Graphs
The core idea
A graph is nodes and edges. A binary tree is a graph that happens to be acyclic and rooted. A 2-D grid is a graph where each cell has up-to-four neighbours. Once you see these as graphs, the same two algorithms solve almost everything in this section: BFS and DFS.
BFS visits all neighbours of s before any neighbour-of-neighbour. It finds the shortest path in an unweighted graph. DFS dives deep, backtracking on a dead end. It is the natural tool for connectivity, cycle detection, and topological sort.
Three extensions you must know:
- Visited set / colour state: every graph traversal needs to remember what it has seen, or it loops forever.
- Topological sort: order nodes so every edge points forward. Built on DFS with three colours (white, grey, black) or BFS with in-degree counts (Kahn's algorithm).
- Multi-source BFS: seed the queue with multiple starts. Used when a process spreads from several origins simultaneously.
When to reach for it
Trigger phrases:
- "grid of 1s and 0s", "islands", "rooms"
- "graph of courses / prerequisites"
- "shortest path / fewest steps"
- "can you reach ... from ..."
- "dependency cycle"
- "spread / infect / fill"
Grid problems disguise their graph nature; every cell is a node, every adjacency is an edge.
How to approach
- Identify the nodes and edges explicitly. Write them down.
- Decide: shortest-path or just-reachability? Shortest → BFS. Reachability or order → DFS.
- Pick the visited representation. For grids, often the grid itself (overwrite cells). For named nodes, a set.

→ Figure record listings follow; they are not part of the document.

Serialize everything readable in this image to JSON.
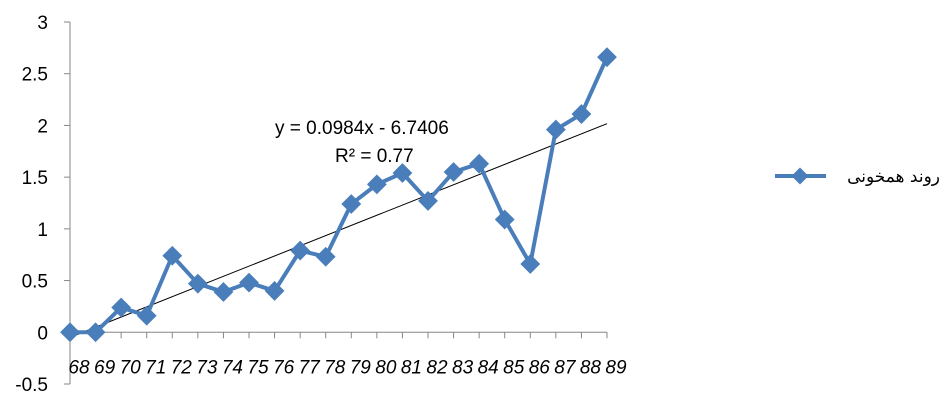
{
  "chart_data": {
    "type": "line",
    "x": [
      "68",
      "69",
      "70",
      "71",
      "72",
      "73",
      "74",
      "75",
      "76",
      "77",
      "78",
      "79",
      "80",
      "81",
      "82",
      "83",
      "84",
      "85",
      "86",
      "87",
      "88",
      "89"
    ],
    "series": [
      {
        "name": "روند همخونی",
        "values": [
          0,
          0,
          0.24,
          0.16,
          0.74,
          0.47,
          0.39,
          0.48,
          0.4,
          0.79,
          0.73,
          1.24,
          1.43,
          1.54,
          1.27,
          1.55,
          1.63,
          1.09,
          0.66,
          1.96,
          2.11,
          2.66
        ],
        "color": "#4a7ebb"
      }
    ],
    "trendline": {
      "type": "linear",
      "equation": "y = 0.0984x - 6.7406",
      "r_squared": "R² = 0.77",
      "slope": 0.0984,
      "intercept": -6.7406,
      "color": "#000000"
    },
    "y_ticks": [
      "3",
      "2.5",
      "2",
      "1.5",
      "1",
      "0.5",
      "0",
      "-0.5"
    ],
    "ylim": [
      -0.5,
      3
    ],
    "grid": false,
    "legend": "right",
    "title": "",
    "xlabel": "",
    "ylabel": ""
  }
}
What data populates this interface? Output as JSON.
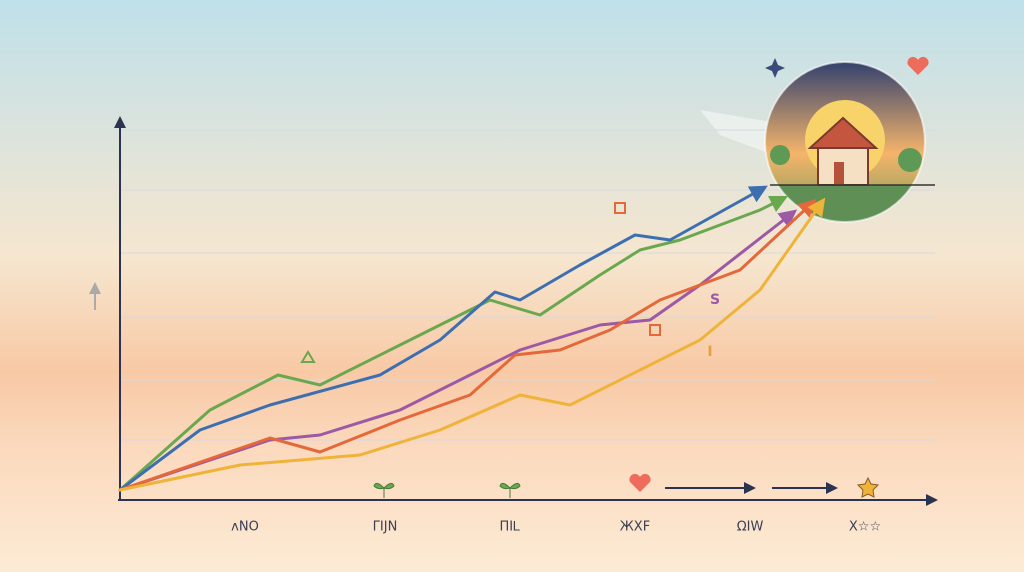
{
  "chart_data": {
    "type": "line",
    "categories": [
      "ᴧNO",
      "ΓIJN",
      "ΠIᏞ",
      "ЖXF",
      "ΩIW",
      "X☆☆"
    ],
    "annotations": [
      "S",
      "I"
    ],
    "xlim": [
      0,
      820
    ],
    "ylim": [
      0,
      370
    ],
    "series": [
      {
        "color": "#6aa84f",
        "x": [
          0,
          90,
          158,
          200,
          280,
          370,
          420,
          480,
          520,
          560,
          640,
          660
        ],
        "values": [
          0,
          80,
          115,
          105,
          145,
          190,
          175,
          215,
          240,
          250,
          280,
          290
        ]
      },
      {
        "color": "#3d6fb0",
        "x": [
          0,
          80,
          150,
          260,
          320,
          375,
          400,
          460,
          515,
          550,
          640
        ],
        "values": [
          0,
          60,
          85,
          115,
          150,
          198,
          190,
          225,
          255,
          250,
          300
        ]
      },
      {
        "color": "#9b59a6",
        "x": [
          0,
          150,
          200,
          280,
          350,
          400,
          480,
          530,
          580,
          670
        ],
        "values": [
          0,
          50,
          55,
          80,
          115,
          140,
          165,
          170,
          205,
          275
        ]
      },
      {
        "color": "#e5683a",
        "x": [
          0,
          150,
          200,
          280,
          350,
          395,
          440,
          490,
          540,
          580,
          620,
          690
        ],
        "values": [
          0,
          52,
          38,
          70,
          95,
          135,
          140,
          160,
          190,
          205,
          220,
          285
        ]
      },
      {
        "color": "#f0b33a",
        "x": [
          0,
          120,
          240,
          320,
          400,
          450,
          520,
          580,
          640,
          700
        ],
        "values": [
          0,
          25,
          35,
          60,
          95,
          85,
          120,
          150,
          200,
          285
        ]
      }
    ]
  }
}
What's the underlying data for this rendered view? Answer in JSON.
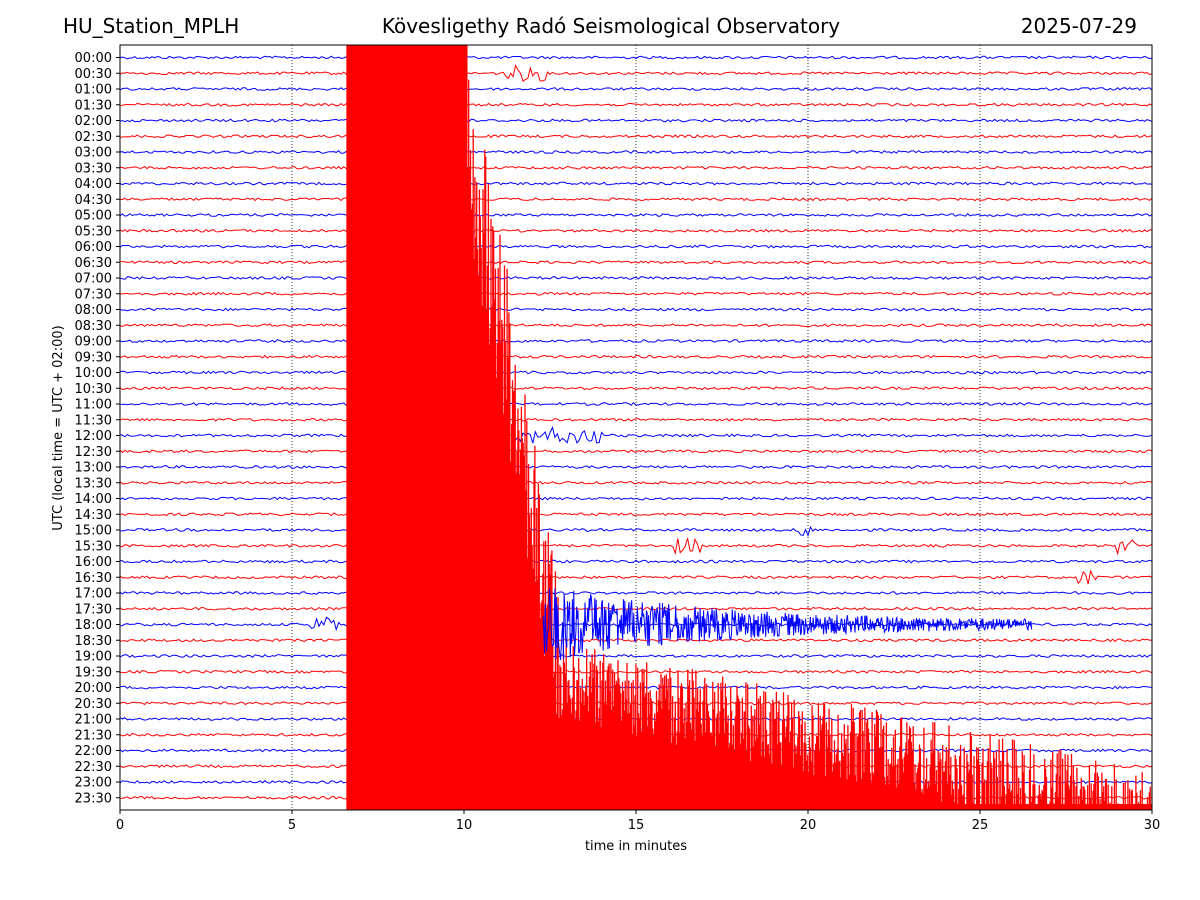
{
  "header": {
    "station": "HU_Station_MPLH",
    "observatory": "Kövesligethy Radó Seismological Observatory",
    "date": "2025-07-29"
  },
  "chart_data": {
    "type": "line",
    "title": "Kövesligethy Radó Seismological Observatory",
    "xlabel": "time in minutes",
    "ylabel": "UTC (local time = UTC + 02:00)",
    "xlim": [
      0,
      30
    ],
    "x_ticks": [
      0,
      5,
      10,
      15,
      20,
      25,
      30
    ],
    "x_grid": "dotted vertical lines at each x tick",
    "row_labels": [
      "00:00",
      "00:30",
      "01:00",
      "01:30",
      "02:00",
      "02:30",
      "03:00",
      "03:30",
      "04:00",
      "04:30",
      "05:00",
      "05:30",
      "06:00",
      "06:30",
      "07:00",
      "07:30",
      "08:00",
      "08:30",
      "09:00",
      "09:30",
      "10:00",
      "10:30",
      "11:00",
      "11:30",
      "12:00",
      "12:30",
      "13:00",
      "13:30",
      "14:00",
      "14:30",
      "15:00",
      "15:30",
      "16:00",
      "16:30",
      "17:00",
      "17:30",
      "18:00",
      "18:30",
      "19:00",
      "19:30",
      "20:00",
      "20:30",
      "21:00",
      "21:30",
      "22:00",
      "22:30",
      "23:00",
      "23:30"
    ],
    "colors": {
      "even_rows": "#0000ff",
      "odd_rows": "#ff0000"
    },
    "events": [
      {
        "row": "23:30",
        "start_min": 6.6,
        "end_min": 30,
        "description": "large earthquake, saturated trace overlapping many rows"
      },
      {
        "row": "18:00",
        "start_min": 12.3,
        "end_min": 26.5,
        "description": "blue coda after large amplitude arrivals"
      },
      {
        "row": "12:00",
        "start_min": 11.5,
        "end_min": 14.0
      },
      {
        "row": "15:00",
        "start_min": 19.7,
        "end_min": 20.1
      },
      {
        "row": "15:30",
        "start_min": 16.1,
        "end_min": 16.9
      },
      {
        "row": "15:30",
        "start_min": 29.0,
        "end_min": 29.5
      },
      {
        "row": "16:30",
        "start_min": 27.8,
        "end_min": 28.4
      },
      {
        "row": "18:00",
        "start_min": 5.4,
        "end_min": 6.4
      },
      {
        "row": "00:30",
        "start_min": 11.2,
        "end_min": 12.4
      }
    ]
  }
}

- For weighted shortest paths, BFS is wrong; you need Dijkstra. None of the 105 problems here demand that; recognise the limit anyway.
Real-world applications
- Social networks: friend-of-friend, recommendation, community detection.
- Routing: package delivery, network packet routes, train schedules.
- Build systems: bazel, gradle, make. Topological sort of targets.
- Dependency installers: pip, npm, apt. Cycle detection on packages.
- Image segmentation: flood fill, connected components.
- Spreadsheets: cell recalculation order is topological sort over the formula DAG.
In the AI-integrated workspace
Graph problems are where AI agents most often confuse BFS and DFS. The pattern: the spec asks for shortest path, the agent writes DFS, the code finds a path but not the shortest one. Always check: "What guarantees shortest?".
The second common error is forgetting to mark visited at the right moment. There are two valid timings: mark on enqueue (BFS, correct) or mark on dequeue (BFS, wrong; you'll enqueue the same node multiple times and inflate the queue). DFS recurses with mark-on-entry. Generated code routinely picks the wrong moment.
The third: in topological sort, generated code that computes in-degree but never enqueues the zero-in-degree nodes, or never decrements correctly. A topological sort review asks: "Is the final result the same length as the input node list?". If not, there is a cycle, which itself is a meaningful answer.
In agentic workflows for backend services, "spreading state across a network of services" is almost always a graph traversal. When you direct an agent to write retry / fan-out / dependency-resolution code, frame it in BFS / DFS terms; the agent's output will be cleaner.
Problems in this cluster
Easy: flood-fill. Medium: number-of-islands, max-area-of-island, clone-graph, rotting-oranges, pacific-atlantic-water-flow, course-schedule, course-schedule-ii, detect-cycle. Hard: word-ladder.
Start with flood-fill, then graduate to number-of-islands (the deep article is the template for every connected-components problem you will ever solve).